Ho visto “Lucky” di John Carroll Lynch

Pare di vedere Travis camminare lungo una ferrovia abbandonata nel deserto del Mojave, ma sono passati 35 anni e quello era Paris Texas. Ora Harry Dean Stanton è giunto alla stazione finale, morto a 91 anni nel settembre 2017. Ma ha fatto in tempo a lasciarci questa chicca cinematografica, una specie di suo personalissimo testamento. Lucky è un film sulla vecchiaia e sull’approssimarsi della fine. Uno specchio per tutti noi se avremo la fortuna di arrivare a 90 anni. Non ha avuto problemi nell’esibire la sua nuda magrezza, ma ciò che più conta è che ha messo a nudo la propria anima.
Nel film diretto da John Carroll Lynch, Harry Dean Stanton interpreta praticamente se stesso, un vecchio di 90 anni che vive da solo nella periferia di una piccola città, probabilmente in Arizona (le immagini del deserto sono state girate nel Cave Creek Park).
Non è mai stato sposato, niente figli: “almeno che io sappia”. E’ in buona salute, la sua unica malattia è l’età. Fa ginnastica tutte le mattine, cammina molto, frequenta una caffetteria di giorno e un pub la sera. Tutti lo conoscono e lui conosce tutti. E’ benvoluto anche se ha un carattere spigoloso e non le manda mai a dire. Nel film non succede nulla: seguiamo Lucky nelle sue giornate, albe e tramonti, apparentemente inconcludenti. Caffè in continuazione, qualche drink e tante sigarette. Una banale caduta in casa, senza particolari conseguenze, lo avverte che la vita sta arrivando al capolinea. Si intromette in una discussione tra il suo amico Howard (uno splendido David Lynch) e un avvocato che gli sta facendo firmare una polizza sul ‘fine vita’. Incontra Fred, un veterano della marina (Tom Skerritt) che gli evoca ricordi della seconda guerra mondiale. E qui occorre dire che veramente Harry Dean Stanton ha prestato servizio sulla USS LST-970 durante la battaglia di Okinawa. Era cuoco, dunque un imboscato, da cui deriva il soprannome di Lucky, fortunato perché stava sottocoperta. Il momento più struggente del film è quando partecipa a una festa di compleanno di una famiglia messicana. Lucky è spaesato e un po’ fuori contesto, poi intona un brano popolare messicano, Volver Volver (1973) di Fernando Maldonado, a cui si accoda un trio mariachi. A parer mio il momento clou del film. Confesso che mi è scappata la lacrimuccia e mi emoziono ogni volta che lo rivedo.

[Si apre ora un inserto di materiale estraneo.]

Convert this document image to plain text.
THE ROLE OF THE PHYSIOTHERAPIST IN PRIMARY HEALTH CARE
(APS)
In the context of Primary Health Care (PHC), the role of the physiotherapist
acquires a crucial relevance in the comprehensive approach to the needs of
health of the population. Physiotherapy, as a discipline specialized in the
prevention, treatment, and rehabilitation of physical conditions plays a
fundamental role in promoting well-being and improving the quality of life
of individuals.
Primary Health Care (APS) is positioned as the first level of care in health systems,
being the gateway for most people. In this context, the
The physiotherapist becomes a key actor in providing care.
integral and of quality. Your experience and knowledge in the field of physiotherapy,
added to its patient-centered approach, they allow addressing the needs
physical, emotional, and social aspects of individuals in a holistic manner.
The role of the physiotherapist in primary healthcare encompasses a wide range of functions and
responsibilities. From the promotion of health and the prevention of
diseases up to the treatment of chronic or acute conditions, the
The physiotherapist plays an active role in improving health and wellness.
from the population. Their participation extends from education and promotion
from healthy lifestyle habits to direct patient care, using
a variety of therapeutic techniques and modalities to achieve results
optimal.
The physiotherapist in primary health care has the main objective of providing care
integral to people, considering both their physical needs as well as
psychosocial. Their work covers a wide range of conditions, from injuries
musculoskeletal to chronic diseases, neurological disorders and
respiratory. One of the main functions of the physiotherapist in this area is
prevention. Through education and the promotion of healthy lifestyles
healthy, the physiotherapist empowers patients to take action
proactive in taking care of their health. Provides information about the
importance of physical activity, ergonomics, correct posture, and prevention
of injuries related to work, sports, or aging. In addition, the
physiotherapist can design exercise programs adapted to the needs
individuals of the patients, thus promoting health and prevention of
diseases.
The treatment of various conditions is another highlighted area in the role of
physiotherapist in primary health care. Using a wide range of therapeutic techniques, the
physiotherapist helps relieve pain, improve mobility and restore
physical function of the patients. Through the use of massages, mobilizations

A proposito di musica, se in Paris Texas Ry Cooder aveva firmato una delle più belle soundtrack della storia del cinema, Lucky è intessuto da cima a fondo con le note di un grande classico del folk americano come Red River Valley, proposto e ripreso in tanti modi, anche stirato e destrutturato. Per me è una piccola madeleine, un brano imparato da bambino quando iniziavo a suonare la fisarmonica. La versione italiana era La rumba del cowboy, risale agli anni ’40, incisa da Natalino Otto e orchestrata da Gorni Kramer.
Ma Elvis Kuehn che ha scelto le musiche per questo film non si è fermato lì e nulla ha lasciato al caso. Accanto ad alcuni brani mariachi ha inserito tanta roba pertinente alla storia. Come I Stole The Right To Live del folksinger Michael Hurley, le cui prime frasi sono assai significative:
I stole the right to live as if there was no time.
I stole the eyes of God as if those eyes were mine.
I took and did infuse a light that was to shine.
E poi ancora un classico sull’amicizia come I See A Darkness nell’interpretazione di Johnny Cash e, a chiudere la vicenda artistica (e umana) di Harry Dean Stanton, The Man In The Moonshine di Foster Timms, proprio sui titoli di coda mentre Lucky si allontana nel deserto.
Concludo dicendo che con sorpresa e grande piacere ho appreso che il doppiaggio è totalmente made in Turin, grazie alla Cooperativa ODS e alle voci di Carlo Valli, Donato Sbodio, Gianni Gaude, Vanessa Giuliani.